The new academic year is well and truly upon us. For teachers, that means the beginning of a new term, and the flurry of excited children as they charge back into the classroom, recharged and ready for the months ahead.

It can feel a little overwhelming – after all, like everyone returning to normality in January there’s a period of re-adjustment following the Christmas holiday. The key to staying on top of the coming months is to be organised – and to stay organised. Here’s how.

Firstly, use a teacher planner. At Hope, we have a range of great resources to assist with this. Any teacher will probably want more than one – a traditional diary with a full page devoted to every day is useful but what might be even more valuable is this A5 teacher planner. It’s specifically designed as a teaching aid, and inside are detailed sections to cover off duties, meetings, expenses and timetables, as well as over 200 teaching day planner pages, and a grade section with space for 40 names – more than enough to cater for the biggest of class sizes. It also has a fold academic year planner.
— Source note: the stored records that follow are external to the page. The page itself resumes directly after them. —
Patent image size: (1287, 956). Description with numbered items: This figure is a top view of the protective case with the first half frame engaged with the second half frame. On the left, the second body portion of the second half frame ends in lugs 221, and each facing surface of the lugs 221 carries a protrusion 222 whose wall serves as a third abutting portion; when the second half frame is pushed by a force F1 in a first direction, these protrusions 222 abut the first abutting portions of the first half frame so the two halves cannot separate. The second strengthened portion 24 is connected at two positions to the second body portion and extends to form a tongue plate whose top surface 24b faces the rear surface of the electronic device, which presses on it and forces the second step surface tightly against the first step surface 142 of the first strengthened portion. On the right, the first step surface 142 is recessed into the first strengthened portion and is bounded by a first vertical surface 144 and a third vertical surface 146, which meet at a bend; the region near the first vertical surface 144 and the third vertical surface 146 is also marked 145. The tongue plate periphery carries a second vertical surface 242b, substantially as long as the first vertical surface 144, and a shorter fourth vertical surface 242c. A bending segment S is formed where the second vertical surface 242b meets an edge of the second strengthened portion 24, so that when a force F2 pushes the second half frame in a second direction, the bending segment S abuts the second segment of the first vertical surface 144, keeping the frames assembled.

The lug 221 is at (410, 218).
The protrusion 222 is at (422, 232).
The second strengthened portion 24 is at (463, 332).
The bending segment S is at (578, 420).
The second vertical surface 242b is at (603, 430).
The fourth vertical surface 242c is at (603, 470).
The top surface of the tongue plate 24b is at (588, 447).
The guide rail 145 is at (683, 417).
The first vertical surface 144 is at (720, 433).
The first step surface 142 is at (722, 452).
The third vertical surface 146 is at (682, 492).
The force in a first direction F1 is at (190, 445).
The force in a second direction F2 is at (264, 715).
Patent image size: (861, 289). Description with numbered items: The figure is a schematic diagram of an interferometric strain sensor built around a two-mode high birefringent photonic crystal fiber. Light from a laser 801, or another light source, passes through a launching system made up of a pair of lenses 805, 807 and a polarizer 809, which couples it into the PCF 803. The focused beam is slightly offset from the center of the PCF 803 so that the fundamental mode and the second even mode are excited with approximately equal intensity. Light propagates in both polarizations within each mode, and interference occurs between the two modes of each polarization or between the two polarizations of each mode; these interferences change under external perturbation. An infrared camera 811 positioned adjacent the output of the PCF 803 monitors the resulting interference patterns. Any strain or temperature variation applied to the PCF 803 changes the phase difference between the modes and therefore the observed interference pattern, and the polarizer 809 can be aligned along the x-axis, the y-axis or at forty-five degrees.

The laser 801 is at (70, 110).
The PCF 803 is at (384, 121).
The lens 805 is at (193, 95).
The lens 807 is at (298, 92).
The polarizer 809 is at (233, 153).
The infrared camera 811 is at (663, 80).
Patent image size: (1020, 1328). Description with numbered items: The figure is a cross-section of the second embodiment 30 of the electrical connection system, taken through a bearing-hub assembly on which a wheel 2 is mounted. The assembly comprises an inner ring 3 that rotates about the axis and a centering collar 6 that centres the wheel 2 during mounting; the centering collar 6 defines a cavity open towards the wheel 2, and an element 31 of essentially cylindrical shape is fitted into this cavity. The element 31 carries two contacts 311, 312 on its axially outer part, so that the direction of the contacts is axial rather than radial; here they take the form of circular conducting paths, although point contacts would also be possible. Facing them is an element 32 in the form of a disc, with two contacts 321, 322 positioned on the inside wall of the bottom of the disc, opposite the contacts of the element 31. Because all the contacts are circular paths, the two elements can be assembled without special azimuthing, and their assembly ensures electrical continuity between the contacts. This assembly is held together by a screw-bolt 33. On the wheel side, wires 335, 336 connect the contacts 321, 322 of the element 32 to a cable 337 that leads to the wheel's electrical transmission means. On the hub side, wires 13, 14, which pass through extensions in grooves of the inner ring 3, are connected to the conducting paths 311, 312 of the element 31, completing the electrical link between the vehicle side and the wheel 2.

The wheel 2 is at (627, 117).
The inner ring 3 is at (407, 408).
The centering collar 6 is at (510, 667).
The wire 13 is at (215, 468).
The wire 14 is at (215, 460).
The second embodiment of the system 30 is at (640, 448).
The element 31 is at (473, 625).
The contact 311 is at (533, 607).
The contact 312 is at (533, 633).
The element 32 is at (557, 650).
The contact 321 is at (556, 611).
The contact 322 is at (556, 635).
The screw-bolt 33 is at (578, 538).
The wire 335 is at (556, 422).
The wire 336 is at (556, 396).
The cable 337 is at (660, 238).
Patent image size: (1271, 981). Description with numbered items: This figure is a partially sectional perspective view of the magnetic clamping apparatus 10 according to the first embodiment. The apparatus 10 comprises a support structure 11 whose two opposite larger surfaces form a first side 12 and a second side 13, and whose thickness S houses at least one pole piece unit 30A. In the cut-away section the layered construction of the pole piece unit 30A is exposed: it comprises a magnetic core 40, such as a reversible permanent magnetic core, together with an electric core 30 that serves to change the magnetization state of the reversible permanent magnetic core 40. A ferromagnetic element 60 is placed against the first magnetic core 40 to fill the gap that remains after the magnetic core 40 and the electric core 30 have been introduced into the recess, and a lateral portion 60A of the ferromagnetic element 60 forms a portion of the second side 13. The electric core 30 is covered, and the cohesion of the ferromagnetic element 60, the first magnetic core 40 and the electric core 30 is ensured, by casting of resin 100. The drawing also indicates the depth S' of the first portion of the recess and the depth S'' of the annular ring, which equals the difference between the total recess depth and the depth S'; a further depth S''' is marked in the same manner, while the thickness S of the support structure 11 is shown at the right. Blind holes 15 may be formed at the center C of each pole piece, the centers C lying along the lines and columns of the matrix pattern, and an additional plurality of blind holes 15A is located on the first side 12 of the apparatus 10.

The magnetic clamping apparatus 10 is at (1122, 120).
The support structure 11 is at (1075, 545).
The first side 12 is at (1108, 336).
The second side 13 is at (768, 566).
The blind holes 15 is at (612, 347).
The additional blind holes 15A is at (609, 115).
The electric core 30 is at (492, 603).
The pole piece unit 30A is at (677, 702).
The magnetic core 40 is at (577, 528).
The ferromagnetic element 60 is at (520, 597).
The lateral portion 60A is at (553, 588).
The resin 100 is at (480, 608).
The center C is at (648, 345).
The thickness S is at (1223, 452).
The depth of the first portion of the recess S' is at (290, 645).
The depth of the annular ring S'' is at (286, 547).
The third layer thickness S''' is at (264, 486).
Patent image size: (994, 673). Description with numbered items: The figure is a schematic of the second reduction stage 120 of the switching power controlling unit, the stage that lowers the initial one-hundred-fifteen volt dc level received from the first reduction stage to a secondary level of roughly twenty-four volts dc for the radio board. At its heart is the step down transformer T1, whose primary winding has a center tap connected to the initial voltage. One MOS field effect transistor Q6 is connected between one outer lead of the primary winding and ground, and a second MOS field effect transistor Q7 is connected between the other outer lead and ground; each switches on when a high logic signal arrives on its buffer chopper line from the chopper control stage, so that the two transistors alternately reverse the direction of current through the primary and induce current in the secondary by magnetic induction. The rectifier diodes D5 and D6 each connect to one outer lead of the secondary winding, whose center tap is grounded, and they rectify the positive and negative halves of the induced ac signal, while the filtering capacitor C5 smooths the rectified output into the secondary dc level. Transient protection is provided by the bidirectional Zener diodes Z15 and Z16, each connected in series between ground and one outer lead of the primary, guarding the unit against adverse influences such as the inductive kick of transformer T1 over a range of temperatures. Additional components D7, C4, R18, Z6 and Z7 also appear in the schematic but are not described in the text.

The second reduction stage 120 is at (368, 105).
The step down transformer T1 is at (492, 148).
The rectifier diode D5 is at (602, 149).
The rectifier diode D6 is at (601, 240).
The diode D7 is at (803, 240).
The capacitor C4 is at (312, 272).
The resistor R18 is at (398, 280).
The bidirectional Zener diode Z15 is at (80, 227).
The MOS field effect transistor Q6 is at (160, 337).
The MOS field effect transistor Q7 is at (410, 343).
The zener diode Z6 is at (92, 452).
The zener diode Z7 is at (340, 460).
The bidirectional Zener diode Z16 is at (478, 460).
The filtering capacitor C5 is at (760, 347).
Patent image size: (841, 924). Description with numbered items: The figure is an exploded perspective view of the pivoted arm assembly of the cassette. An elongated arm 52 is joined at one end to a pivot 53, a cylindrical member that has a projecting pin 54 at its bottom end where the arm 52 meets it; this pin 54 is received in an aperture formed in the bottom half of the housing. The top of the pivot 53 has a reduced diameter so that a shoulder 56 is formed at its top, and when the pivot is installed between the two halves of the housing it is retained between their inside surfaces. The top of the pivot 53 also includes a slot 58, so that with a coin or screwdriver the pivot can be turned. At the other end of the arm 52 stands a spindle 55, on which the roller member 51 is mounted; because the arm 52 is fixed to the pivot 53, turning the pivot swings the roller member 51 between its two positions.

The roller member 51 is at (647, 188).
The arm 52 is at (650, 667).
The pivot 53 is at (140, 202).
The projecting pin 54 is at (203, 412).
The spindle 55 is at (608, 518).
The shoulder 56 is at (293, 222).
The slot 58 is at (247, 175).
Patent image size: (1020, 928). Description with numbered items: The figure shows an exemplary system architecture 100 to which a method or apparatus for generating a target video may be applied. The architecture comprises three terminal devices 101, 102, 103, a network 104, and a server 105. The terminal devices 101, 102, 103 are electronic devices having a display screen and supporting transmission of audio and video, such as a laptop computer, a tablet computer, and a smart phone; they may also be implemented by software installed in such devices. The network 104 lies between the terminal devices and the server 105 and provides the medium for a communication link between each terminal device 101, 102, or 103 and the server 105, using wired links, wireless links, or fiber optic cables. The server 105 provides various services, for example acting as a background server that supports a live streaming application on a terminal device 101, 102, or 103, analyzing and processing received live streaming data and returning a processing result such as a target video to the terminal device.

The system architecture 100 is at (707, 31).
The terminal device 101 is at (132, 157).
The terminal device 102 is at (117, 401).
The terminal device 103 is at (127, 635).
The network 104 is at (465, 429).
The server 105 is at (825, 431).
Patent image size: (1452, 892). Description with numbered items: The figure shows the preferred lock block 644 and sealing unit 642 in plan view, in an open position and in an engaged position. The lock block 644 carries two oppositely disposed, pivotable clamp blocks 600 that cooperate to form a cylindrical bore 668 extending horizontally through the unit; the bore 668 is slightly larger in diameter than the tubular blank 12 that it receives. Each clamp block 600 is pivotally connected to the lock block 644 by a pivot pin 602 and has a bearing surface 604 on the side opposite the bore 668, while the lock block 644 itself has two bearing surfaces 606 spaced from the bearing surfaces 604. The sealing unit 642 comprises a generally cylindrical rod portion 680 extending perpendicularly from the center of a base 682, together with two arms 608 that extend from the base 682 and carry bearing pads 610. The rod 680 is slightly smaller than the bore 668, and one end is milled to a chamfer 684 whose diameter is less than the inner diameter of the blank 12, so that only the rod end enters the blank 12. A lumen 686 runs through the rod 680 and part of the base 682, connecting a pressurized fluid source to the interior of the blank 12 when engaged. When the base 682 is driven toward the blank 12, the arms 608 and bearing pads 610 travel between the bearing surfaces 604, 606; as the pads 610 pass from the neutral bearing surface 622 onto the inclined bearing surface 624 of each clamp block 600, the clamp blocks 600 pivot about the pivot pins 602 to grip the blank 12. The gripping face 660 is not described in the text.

Keep this updated and close to hand as a go-to reference guide to daily tasks and deadlines. But also use an item which is larger in scale and constantly within your field of vision whenever you’re in the classroom. This Sasco Agenda Perpetual Year Planner has a practical write-on/wipe-off surface and also comes with magnetic shapes and date strips to set the planner up each year. These make it easier to keep track of important dates and events – instead of scribbling details on the board, you can colour code them so they’re instantly recognisable.

Have a bespoke colour for a particular event – red for staff meetings, yellow for parents’ evenings, blue for special events (sports days, class assemblies, dress down days, school trips), green for training days and so on. At the beginning of the calendar year, or the start of every term, plot everything on your planner and also into your diary. Then, count back from those dates and make a note of any preparation work involved.

For example – your class is hosting a school assembly at the end of February. When do you need to start planning and rehearsing for that, and how many sessions will you need to schedule in to get everything right? Factor these in – and follow the same approach with all other major events – and you’ll always be on top of workload and ahead of the game. Nothing will catch you off guard and by surprise.

These are all events which are pre-planned into the school calendar. But, as every teacher will attest, tasks crop up on a daily basis that need tackling. Ensure everything is covered by keeping a to-do list every day, listed in order of priority. Tackle each job as soon as is possible – don’t procrastinate and put anything off.

Finally, don’t just keep a clear diary – keep a clean desk. Don’t allow your workspace to get cluttered and overloaded with paper; that’s the fast track to chaos. Make a concerted effort to store documents and books elsewhere, and to tidy at least at the end of every working week if not every day.